Universities have a very broad and extensive expertise that industry can never have. Universities are multidisciplinary; we have everything, and this fact makes it possible for private companies to come looking for what they really need. Our multidisciplinarity means that we can offer a very comprehensive, global, and at the same time very specialized work. Without a doubt, at the university we have the best specialists in everything, and if you put together the best you have a combination with a potential that cannot be found elsewhere. This is what we offer, and what we have to try to do is to make companies realise that they can find all this at the university. Many times  companies don’t know about this and they knock their heads against a brick wall trying to find someone to meet their needs. They go around the world looking when they have it right next door. I always say that at the University of Barcelona we have the best researchers in the world, but the business sector must discover it and our institution must also promote it.

Researchers teach, carry out their own research, engage in academic management, and also transfer technology, which is very important for the university because it generates overheads. The university should take advantage of this to have resources, but it should also try to favour the groups involved in technology transfer, for this would increase our resources and that would benefit the entire university structure.

Should the university take heed of some aspect of the private sector?

That is what we always say: public universities are trapped in a very cumbersome bureaucratic system that is not present in the private sector.
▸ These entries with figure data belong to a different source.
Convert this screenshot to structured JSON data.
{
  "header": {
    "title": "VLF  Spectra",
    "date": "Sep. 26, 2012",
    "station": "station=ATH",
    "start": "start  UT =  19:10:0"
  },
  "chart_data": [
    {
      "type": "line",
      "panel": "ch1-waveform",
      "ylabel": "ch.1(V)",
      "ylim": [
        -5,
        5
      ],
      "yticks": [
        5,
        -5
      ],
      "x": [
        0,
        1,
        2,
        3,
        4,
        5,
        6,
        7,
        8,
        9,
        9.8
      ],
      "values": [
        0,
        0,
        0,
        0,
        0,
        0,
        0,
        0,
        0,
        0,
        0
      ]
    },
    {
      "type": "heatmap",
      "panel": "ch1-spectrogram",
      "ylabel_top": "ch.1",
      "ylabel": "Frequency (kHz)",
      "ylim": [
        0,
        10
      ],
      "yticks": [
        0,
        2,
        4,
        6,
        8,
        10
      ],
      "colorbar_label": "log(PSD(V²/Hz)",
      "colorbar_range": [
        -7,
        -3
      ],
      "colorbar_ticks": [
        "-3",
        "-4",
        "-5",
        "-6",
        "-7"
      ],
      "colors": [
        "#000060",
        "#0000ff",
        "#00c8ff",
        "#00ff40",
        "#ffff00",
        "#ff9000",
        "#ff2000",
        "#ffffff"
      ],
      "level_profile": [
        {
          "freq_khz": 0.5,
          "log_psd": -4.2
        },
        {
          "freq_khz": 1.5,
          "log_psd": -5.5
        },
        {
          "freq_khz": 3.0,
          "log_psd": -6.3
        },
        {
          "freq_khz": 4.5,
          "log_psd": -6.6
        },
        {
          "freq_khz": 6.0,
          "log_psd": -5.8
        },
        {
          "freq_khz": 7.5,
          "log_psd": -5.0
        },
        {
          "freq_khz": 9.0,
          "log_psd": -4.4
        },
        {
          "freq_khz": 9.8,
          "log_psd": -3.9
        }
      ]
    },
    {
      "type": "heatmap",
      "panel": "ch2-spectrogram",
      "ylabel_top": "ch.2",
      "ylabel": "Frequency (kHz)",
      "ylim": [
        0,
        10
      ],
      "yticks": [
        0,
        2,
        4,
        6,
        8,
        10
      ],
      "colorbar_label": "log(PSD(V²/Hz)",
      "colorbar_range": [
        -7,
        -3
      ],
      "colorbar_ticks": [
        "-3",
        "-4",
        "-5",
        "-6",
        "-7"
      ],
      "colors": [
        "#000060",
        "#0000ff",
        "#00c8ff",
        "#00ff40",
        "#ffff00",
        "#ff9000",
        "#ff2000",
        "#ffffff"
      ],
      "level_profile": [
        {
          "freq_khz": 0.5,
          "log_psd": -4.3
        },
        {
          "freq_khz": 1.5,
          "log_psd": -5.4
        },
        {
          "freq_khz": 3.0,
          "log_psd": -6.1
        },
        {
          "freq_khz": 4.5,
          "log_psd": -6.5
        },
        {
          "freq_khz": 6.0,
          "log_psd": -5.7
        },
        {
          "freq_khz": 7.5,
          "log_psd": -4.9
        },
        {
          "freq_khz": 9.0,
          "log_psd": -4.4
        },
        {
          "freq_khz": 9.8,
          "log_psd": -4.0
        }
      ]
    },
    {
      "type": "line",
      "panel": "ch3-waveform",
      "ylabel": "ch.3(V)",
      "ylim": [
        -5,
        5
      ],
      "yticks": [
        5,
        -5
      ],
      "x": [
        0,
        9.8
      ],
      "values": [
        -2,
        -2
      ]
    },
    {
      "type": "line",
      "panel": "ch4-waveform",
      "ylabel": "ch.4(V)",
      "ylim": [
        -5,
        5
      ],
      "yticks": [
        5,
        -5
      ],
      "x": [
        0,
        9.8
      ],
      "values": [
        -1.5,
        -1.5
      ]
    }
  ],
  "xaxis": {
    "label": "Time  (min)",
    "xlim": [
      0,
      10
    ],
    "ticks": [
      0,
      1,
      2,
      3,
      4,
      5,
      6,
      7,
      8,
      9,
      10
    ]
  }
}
Public universities should implement tools that help reduce bureaucracy and make them much more agile when it comes to reacting to such simple things as a researcher having a broken machine that has to be repaired overnight. It is necessary to put in place a system that allows everything in the university to be more agile, faster, and more in tune with today’s world. This is what we should learn from the private sector, but not much more. Whereas companies are private, we are public universities, and we must continue to be public universities in order to be always at the service of society; we cannot privatize.

How important is knowledge transfer?

All the knowledge that we are generating through our research must be extrapolable to the social reality we are living in. We don’t get anything out of doing very interesting research if it stays inside the university. It is essential to be able to transfer it so that it benefits the population, and the way to put it at the service of citizens is to work with the business sector. Things cannot remain within our walls, they must come out because they are always a step forward for society, and this helps to consolidate a higher living standard for people.


More about Josep Maria Suñé

The best invention in history:

They say it was the wheel, right?

The worst:

Guns, these have always been the worst invention. And if they’re mass destruction weapons, that’s even worse.

A breakthrough you’d like to see before you die:

Finding the drug or drugs that will completely cure all cancerous processes.

The FBG is…

… a way to transfer technology to the private sector and, ultimately, to society. This instrument facilitates the necessary connections to transfer this knowledge in an agile and fast way.